I know it's been awhile. It might be awhile longer yet, too. At this point, I can't promise how reliable my updates will or won't be. I'm going to be straight up honest here, I've got a lot going on. My wife is dying from Stage IV breast cancer. She's stable at the moment, has been for going on a year at the time of this writing, but we don't know how long that'll last, or how many treatment options we have that will actually show good results when the current one stops working, and it will be a when, not an if. It gives me ups and downs to deal with, and right now is a down.
In addition to that, I've been helping her with advocacy in the Stage IV community to get their voices heard, since they get a measly 2% of all research funding into research for their cure, and since they're the stage that kills, that's not okay. So there's been a lot of push lately to get things changed. If you're interested in finding out more about that, you can look up the hashtags #BCKills #MetsMonday #dontignorestageiv over on Twitter/Facebook/Instagram. No, I'm not trying to advocate at you, I'm just saying that this is the shit I'm working on right now, and that's where you can find if you get curious.
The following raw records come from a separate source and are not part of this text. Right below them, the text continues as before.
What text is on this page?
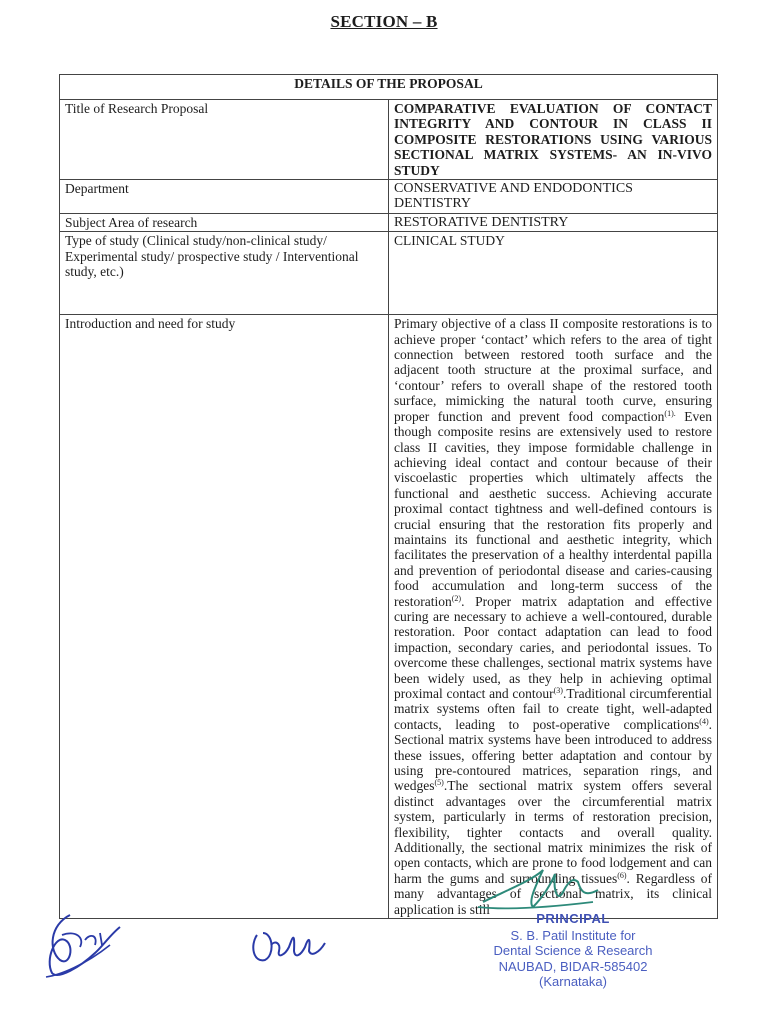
SECTION – B
DETAILS OF THE PROPOSAL	
Title of Research Proposal	COMPARATIVE EVALUATION OF CONTACT INTEGRITY AND CONTOUR IN CLASS II COMPOSITE RESTORATIONS USING VARIOUS SECTIONAL MATRIX SYSTEMS- AN IN-VIVO STUDY
Department	CONSERVATIVE AND ENDODONTICS DENTISTRY
Subject Area of research	RESTORATIVE DENTISTRY
Type of study (Clinical study/non-clinical study/ Experimental study/ prospective study / Interventional study, etc.)	CLINICAL STUDY
Introduction and need for study	Primary objective of a class II composite restorations is to achieve proper ‘contact’ which refers to the area of tight connection between restored tooth surface and the adjacent tooth structure at the proximal surface, and ‘contour’ refers to overall shape of the restored tooth surface, mimicking the natural tooth curve, ensuring proper function and prevent food compaction$^{(1).}$ Even though composite resins are extensively used to restore class II cavities, they impose formidable challenge in achieving ideal contact and contour because of their viscoelastic properties which ultimately affects the functional and aesthetic success. Achieving accurate proximal contact tightness and well-defined contours is crucial ensuring that the restoration fits properly and maintains its functional and aesthetic integrity, which facilitates the preservation of a healthy interdental papilla and prevention of periodontal disease and caries-causing food accumulation and long-term success of the restoration$^{(2)}$. Proper matrix adaptation and effective curing are necessary to achieve a well-contoured, durable restoration. Poor contact adaptation can lead to food impaction, secondary caries, and periodontal issues. To overcome these challenges, sectional matrix systems have been widely used, as they help in achieving optimal proximal contact and contour$^{(3)}$.Traditional circumferential matrix systems often fail to create tight, well-adapted contacts, leading to post-operative complications$^{(4)}$. Sectional matrix systems have been introduced to address these issues, offering better adaptation and contour by using pre-contoured matrices, separation rings, and wedges$^{(5)}$.The sectional matrix system offers several distinct advantages over the circumferential matrix system, particularly in terms of restoration precision, flexibility, tighter contacts and overall quality. Additionally, the sectional matrix minimizes the risk of open contacts, which are prone to food lodgement and can harm the gums and surrounding tissues$^{(6)}$. Regardless of many advantages of sectional matrix, its clinical application is still
PRINCIPAL
S. B. Patil Institute for
Dental Science & Research
NAUBAD, BIDAR-585402
(Karnataka)
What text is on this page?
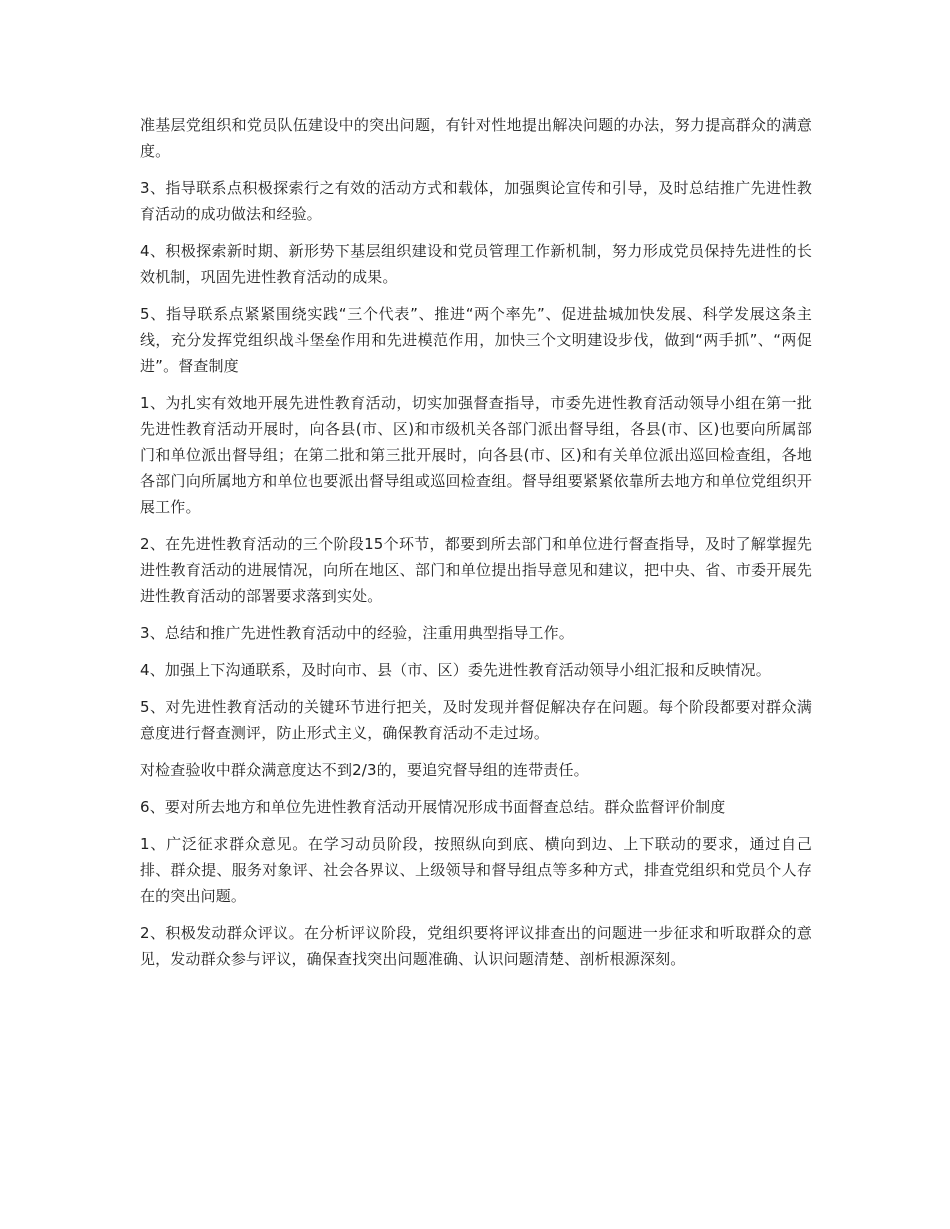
准基层党组织和党员队伍建设中的突出问题，有针对性地提出解决问题的办法，努力提高群众的满意度。

3、指导联系点积极探索行之有效的活动方式和载体，加强舆论宣传和引导，及时总结推广先进性教育活动的成功做法和经验。

4、积极探索新时期、新形势下基层组织建设和党员管理工作新机制，努力形成党员保持先进性的长效机制，巩固先进性教育活动的成果。

5、指导联系点紧紧围绕实践“三个代表”、推进“两个率先”、促进盐城加快发展、科学发展这条主线，充分发挥党组织战斗堡垒作用和先进模范作用，加快三个文明建设步伐，做到“两手抓”、“两促进”。督查制度

1、为扎实有效地开展先进性教育活动，切实加强督查指导，市委先进性教育活动领导小组在第一批先进性教育活动开展时，向各县(市、区)和市级机关各部门派出督导组，各县(市、区)也要向所属部门和单位派出督导组；在第二批和第三批开展时，向各县(市、区)和有关单位派出巡回检查组，各地各部门向所属地方和单位也要派出督导组或巡回检查组。督导组要紧紧依靠所去地方和单位党组织开展工作。

2、在先进性教育活动的三个阶段15个环节，都要到所去部门和单位进行督查指导，及时了解掌握先进性教育活动的进展情况，向所在地区、部门和单位提出指导意见和建议，把中央、省、市委开展先进性教育活动的部署要求落到实处。

3、总结和推广先进性教育活动中的经验，注重用典型指导工作。

4、加强上下沟通联系，及时向市、县（市、区）委先进性教育活动领导小组汇报和反映情况。

5、对先进性教育活动的关键环节进行把关，及时发现并督促解决存在问题。每个阶段都要对群众满意度进行督查测评，防止形式主义，确保教育活动不走过场。

对检查验收中群众满意度达不到2/3的，要追究督导组的连带责任。

6、要对所去地方和单位先进性教育活动开展情况形成书面督查总结。群众监督评价制度

1、广泛征求群众意见。在学习动员阶段，按照纵向到底、横向到边、上下联动的要求，通过自己排、群众提、服务对象评、社会各界议、上级领导和督导组点等多种方式，排查党组织和党员个人存在的突出问题。

2、积极发动群众评议。在分析评议阶段，党组织要将评议排查出的问题进一步征求和听取群众的意见，发动群众参与评议，确保查找突出问题准确、认识问题清楚、剖析根源深刻。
On top of that, I've been given ownership of a support group for caretakers of loved ones with Stage IV BC like myself. So I'm supporting my wife, our friends and family, and now several other caregivers who are looking to me to keep our group safe for just us so they're free to pour out their hearts without worry that their ill loved ones will find out and feel guilty.
Add on that I have a rare mental illness that makes it difficult a lot of the time for me to take care of myself, much less over a dozen people at any given time, and it's just a lot on my plate.
I wrote this fic almost exclusively because I needed the outlet because of all that going on. It's another flashback fic, set very early on, specifically so I could explore how severe Bucky's anxiety could get that early on. I am not and did not try to put my own anxiety into him- I have written him having anxiety attacks differently from how I have mine in the past. I just wanted to suffer with him. Sometimes doing that with characters in fics is better than Ativan and therapy combined.
I'm not throwing a pity party or asking for your sympathy, just saying that this is the state of affairs that will affect how often and what I write and post. I know some of you are regular readers, and your feedback has helped carry me through some hard downs this last year. I would feel awful if I just up and disappeared on you, or if I started posting things that feel out of step with what I usually write, without so much as a word as to why. So to all of you wonderful readers, if you haven't given up on me at this point and clicked back, thank you.